Sacks called that antisemitic.
"There are Christian atheists and Jewish atheists, you read the Bible in a Christian way. Christianity has an adversarial way of reading what it calls the Old Testament – it has to because it says ‘we’ve gone one better, we have a New Testament.’ So you come prejudiced against what you call the Old Testament and that's why I did not read the opening to chapter two in your book as a joke, I read it as a profoundly antisemitic passage."
Dawkins dismissed Sack’s allegations, calling them “ridiculous.”
"How you can call that anti-Semitic?, a stunned Dawkins reportedly said. “It’s anti-God."
Sacks responded that what Dawkins wrote was "anti the Jewish God".

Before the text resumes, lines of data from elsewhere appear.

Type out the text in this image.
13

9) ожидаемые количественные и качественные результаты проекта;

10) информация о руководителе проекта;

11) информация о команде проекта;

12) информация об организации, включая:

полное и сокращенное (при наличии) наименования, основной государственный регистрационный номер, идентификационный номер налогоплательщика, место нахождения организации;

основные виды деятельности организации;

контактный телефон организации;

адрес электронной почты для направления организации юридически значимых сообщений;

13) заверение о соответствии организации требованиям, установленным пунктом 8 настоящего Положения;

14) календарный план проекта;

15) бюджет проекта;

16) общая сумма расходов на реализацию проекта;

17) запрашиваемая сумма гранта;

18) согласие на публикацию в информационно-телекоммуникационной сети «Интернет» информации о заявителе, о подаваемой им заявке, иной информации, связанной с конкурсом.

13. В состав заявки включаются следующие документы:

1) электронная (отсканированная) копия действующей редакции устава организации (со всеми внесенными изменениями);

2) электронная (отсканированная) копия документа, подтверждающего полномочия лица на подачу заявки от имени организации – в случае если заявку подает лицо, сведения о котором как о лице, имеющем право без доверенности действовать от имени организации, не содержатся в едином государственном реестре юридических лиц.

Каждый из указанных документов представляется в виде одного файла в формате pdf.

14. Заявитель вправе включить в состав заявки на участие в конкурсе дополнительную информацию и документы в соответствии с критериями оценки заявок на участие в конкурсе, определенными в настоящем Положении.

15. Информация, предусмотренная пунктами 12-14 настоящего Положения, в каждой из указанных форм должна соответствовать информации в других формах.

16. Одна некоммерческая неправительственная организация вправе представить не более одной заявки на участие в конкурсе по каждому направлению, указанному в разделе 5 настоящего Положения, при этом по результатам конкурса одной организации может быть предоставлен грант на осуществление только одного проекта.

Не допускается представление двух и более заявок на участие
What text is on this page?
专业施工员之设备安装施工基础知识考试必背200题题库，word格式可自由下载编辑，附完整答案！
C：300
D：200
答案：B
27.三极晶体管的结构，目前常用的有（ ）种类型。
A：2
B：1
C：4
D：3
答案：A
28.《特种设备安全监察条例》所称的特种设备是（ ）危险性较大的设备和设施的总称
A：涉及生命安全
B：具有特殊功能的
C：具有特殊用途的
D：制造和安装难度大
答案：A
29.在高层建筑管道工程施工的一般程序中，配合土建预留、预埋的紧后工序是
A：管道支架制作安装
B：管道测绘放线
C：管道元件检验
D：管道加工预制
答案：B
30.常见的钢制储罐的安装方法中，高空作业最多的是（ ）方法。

Why Sacks chose to wait six years after the best-selling book’s publication to cry antisemitism – especially when he has previous cited Dawkins and The God Delusion – is unclear.
Sacks was chastised last month by academics for intentionally misrepresenting noted secularist Baruch Spinoza’s view of Jewish ritual circumcision. Spinoza – an excommunicated Jew – opposed and detested ritual circumcision. Sacks cherry picked and truncated a quote of Spinoza’s to make it appear that the noted philosopher, whose works are still studied in universities worldwide 335 years after his death, supported Jewish ritual circumcision.
The Spinoza flap isn’t Sacks’ only instance of misleading speech and words. He has a history of making finely parsed, allegedly misleading statements to the press and to the Jewish community.
It was only after the debate with Dawkins concluded that Sacks thought to clarify what many see as a slur against the noted scientist and atheist,
“I was not concerned that Richard was anti-Semitic at all,” Sacks is quoted as saying. “I was concerned that he was using an anti-Semitic stereotype, which has run through a certain strand of the Christian reading of what is called the Old Testament as a result of which thousands, if not hundreds of thousands of Jews, died in the Middle Ages."
The Torah’s own representation of God is as “a jealous God” (and who is proud of it). The Torah’s God called for ethnic cleansing to carried out against the nation of Amalek and for all males (including babies) of certain other tribes and nations to be killed. God saw women as impure, therefore requiring monthly ritual cleansing, and limited women’s rights. He commanded the stoning of homosexuals and the killing of rebellious sons.
Later rabbinic teaching and apologetics mitigates some – but by all means, not all and not the majority – of these problematic positions, and how Sacks accounts for those it did not is unclear.